The view of the lake from that lone tree is perfect. Elevated, it affords a panoramic vantage point to see everything, unlike the special campsite which sits, as mentioned, behind the trees and is a 25m trot on a rocky path to better the view.
My reasoning for the lone-tree spot was two-fold. One, the view's great. Two, since everything that visits the water emerges from somewhere through the tree line, I wasn't interested in sitting alone in a dark grove waiting for something to flop onto my lap on its way for a drink. Also, the baboons keep to the western edge of the lake and so little concern of sticky fingers grabbing my stuff and scampering off. On this map, the road into the crater enters through that clearing, so it's the first spot you come upon as you approach the crater.
Marsabit, or "mountain of cold", is certainly much cooler than where I was just before, Samburu National Reserve. T'was nice to wear layers in the cool morning, like a misty Oregon campout, and the third day included an early fog roll-over above the lake.

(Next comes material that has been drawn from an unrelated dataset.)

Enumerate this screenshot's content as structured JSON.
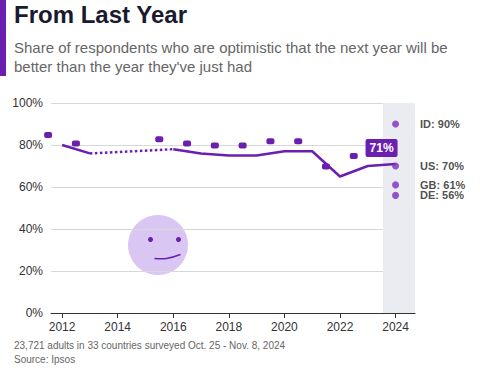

If in need of provisions before going into the park, there's a market, Basmart, on the right side of the A2 as you enter Marsabit town from the south. It's adjacent to the Total petrol station. A bit further, another couple hundred meters or so (and at the next right turn as you move east into town), is the main road to Ahmed Gate. There's a Shell station on that corner. If you need some of those mentioned Tuskers, you can get them by the case from the Saku Beer Agency a hundred meters past the Shell station on your way to the park entrance, on the left side of the road. (The Marsabit NP map, btw, was available only at the Ahmed gate, and not the more informal Karare gate.) The road conditions in the park, in October, are good, easy in, easy out.
Of everywhere I've camped in Kenya, this place is among the best... no menacing monkeys, no people doing nonsense (see Hell's Gate post), and enough inquisitiveness on both sides of the tent to maintain a steady cycle of awe. Whether you go to camp there or not, don't forget, above all else, to bring something to sit on. You'll be happy you spent as many hours as possible on the edge of Lake Paradise, and, I believe, leave with full appreciation of the lawn-chair safari. Kids? Yes!

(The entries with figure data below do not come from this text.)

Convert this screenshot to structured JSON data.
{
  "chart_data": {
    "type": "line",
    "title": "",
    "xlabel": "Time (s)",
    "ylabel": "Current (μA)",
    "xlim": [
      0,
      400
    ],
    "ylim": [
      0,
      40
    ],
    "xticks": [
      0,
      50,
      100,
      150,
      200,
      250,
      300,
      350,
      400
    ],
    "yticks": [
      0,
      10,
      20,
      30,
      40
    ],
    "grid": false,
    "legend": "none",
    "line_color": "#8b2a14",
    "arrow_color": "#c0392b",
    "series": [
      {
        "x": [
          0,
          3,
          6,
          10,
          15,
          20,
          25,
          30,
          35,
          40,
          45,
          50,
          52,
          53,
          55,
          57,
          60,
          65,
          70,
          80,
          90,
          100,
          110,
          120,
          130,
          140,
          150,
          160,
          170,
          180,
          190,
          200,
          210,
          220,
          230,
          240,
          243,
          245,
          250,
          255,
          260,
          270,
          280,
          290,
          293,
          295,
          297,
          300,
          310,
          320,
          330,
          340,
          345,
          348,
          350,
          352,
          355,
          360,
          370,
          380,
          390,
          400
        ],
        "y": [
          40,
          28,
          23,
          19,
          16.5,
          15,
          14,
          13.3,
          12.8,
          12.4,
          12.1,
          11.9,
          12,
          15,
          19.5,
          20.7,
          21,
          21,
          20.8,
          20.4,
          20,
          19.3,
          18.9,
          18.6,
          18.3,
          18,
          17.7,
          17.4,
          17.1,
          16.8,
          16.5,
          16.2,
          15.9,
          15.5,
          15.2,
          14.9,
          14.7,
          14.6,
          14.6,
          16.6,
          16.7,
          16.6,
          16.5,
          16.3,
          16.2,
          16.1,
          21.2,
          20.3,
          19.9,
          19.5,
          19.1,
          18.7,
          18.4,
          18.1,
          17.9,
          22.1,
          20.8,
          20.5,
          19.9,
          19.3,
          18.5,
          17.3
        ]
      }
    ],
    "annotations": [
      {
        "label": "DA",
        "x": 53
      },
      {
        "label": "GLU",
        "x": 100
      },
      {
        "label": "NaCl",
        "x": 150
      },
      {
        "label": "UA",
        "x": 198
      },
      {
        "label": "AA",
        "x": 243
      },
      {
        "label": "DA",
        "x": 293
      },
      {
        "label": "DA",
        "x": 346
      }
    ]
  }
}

When you return home from Marsabit you’ll tell your friends and their friends about what happened here. Chances are good they’ve never been, and, sadly, like most everybody else, will never go, but you’ll try to convince them anyway. Marsabit is far off the tourist circuit, and with so many other spectacular Kenyan parks more readily accessible, visitation will remain low. But its lack of popularity is your benefit. And the drive is fabulous on what is possibly Kenya’s best road from Archer’s Post to Moyale.
As Kenyan long-distance runner Jalis Lukong enthusiastically said during an interview, describing the moment he looked over his shoulder and realized victory was imminent in the 2013 Kass FM marathon, “no peepol, no peepol, noooo. And I happi.” Marsabit... take your lawn-chair safari to the next level.